The Shaftons for the instant were busy looking over the papers, identifying each jewel, wondering if any were missing. They did not notice Billy till a gruff young voice rang out with a pathetic tremble in it: “That you Chief? This is Billy. Say, c'n I bother you to phone to Miss Severn an' ast her to tell m'yant I'm aw'wright? Yes, tell her I'll be home soon now, an' I'll explain. And Chief, I'm mighty sorry those two guys got away, but I couldn't help it. We'll get 'em yet. Hope you didn't wait long. Tell you more when I see ya, S'long—!”

The boyish voice trailed off into silence as the receiver fell with a crash to the polished desk, and Billy slipped off the chair and lay in a huddled heap on the costly rug.

“Oh, mercy!” cried the lady, “Is he drunk or what?”
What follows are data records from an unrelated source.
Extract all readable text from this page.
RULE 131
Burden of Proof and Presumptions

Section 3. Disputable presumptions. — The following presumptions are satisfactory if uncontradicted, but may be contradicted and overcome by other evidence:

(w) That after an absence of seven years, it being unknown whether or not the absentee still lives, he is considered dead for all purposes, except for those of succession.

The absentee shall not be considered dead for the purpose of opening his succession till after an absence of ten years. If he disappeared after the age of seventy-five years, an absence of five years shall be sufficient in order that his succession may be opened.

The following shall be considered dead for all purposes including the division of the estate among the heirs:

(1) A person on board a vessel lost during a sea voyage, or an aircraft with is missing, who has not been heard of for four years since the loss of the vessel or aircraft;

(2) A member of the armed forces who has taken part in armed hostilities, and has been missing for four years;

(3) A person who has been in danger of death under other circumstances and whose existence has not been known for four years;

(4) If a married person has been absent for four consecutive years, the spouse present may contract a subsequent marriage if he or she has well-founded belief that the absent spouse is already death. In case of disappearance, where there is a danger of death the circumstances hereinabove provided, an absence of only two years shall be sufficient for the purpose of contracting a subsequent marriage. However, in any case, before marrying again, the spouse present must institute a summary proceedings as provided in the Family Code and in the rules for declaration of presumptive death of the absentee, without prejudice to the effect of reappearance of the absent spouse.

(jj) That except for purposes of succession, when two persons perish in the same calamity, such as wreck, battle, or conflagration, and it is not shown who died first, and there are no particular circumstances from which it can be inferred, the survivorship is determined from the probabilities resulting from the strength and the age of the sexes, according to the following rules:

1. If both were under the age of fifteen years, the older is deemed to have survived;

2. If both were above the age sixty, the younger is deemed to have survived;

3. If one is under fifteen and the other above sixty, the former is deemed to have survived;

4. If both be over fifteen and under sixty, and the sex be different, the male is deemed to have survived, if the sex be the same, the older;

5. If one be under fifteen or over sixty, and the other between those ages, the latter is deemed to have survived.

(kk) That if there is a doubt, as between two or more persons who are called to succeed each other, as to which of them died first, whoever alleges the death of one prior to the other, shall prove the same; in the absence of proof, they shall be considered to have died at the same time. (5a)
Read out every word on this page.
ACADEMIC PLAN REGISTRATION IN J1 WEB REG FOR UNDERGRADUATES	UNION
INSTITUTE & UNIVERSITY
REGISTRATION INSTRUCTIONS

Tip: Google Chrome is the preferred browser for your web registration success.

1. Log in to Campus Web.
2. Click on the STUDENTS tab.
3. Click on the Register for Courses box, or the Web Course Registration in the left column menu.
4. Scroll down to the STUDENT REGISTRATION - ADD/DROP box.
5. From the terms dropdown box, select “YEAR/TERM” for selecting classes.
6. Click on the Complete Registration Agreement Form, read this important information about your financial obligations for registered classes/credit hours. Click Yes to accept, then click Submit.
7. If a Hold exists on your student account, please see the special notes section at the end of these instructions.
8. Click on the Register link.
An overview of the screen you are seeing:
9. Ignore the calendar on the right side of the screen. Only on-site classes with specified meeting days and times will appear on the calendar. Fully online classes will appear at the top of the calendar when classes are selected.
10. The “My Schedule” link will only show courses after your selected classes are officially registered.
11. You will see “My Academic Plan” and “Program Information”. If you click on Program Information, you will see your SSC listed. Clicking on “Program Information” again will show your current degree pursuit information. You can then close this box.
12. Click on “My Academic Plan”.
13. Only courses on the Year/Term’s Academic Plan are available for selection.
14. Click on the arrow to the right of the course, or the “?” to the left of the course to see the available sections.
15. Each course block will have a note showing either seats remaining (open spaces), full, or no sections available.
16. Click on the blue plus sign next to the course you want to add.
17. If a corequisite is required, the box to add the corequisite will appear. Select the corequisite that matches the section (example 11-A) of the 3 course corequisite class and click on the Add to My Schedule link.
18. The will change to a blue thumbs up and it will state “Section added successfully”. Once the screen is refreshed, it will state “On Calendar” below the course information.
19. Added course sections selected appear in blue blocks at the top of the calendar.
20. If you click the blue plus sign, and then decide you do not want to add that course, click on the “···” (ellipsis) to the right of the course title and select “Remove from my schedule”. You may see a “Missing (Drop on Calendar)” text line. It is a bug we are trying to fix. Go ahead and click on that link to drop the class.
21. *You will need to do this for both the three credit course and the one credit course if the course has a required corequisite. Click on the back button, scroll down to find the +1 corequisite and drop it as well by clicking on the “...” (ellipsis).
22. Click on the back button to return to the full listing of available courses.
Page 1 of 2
“Come away Sarah, let Morris deal—”

“But he's sick, I believe, William. Look how white he is. I believe he is dead! William, he may have come a long way in the heat! He may have had a sunstroke! Morris, send for a doctor quick! And—call the ambulance too! You better telephone the hospital. We can't have him here! William, look here, what's this on his sleeve? Blood? Oh, William! And we didn't give him any reward—!”

And so, while the days hastened on Billy lay between clean white sheets on a bed of pain in a private ward of a wonderful Memorial Hospital put up by the Shaftons in honor of a child that died. Tossing and moaning, and dreaming of unquenchable fire, always trying to climb out of the hot crater that held him, and never getting quite to the top, always knowing there was something he must do, yet never quite finding out what it was. And back in Sabbath Valley Aunt Saxon prayed and cried and waited and took heart of cheer from the message the Chief had sent to Lynn. And quietly the day approached for the trial of Mark Carter, but his mother did not yet know.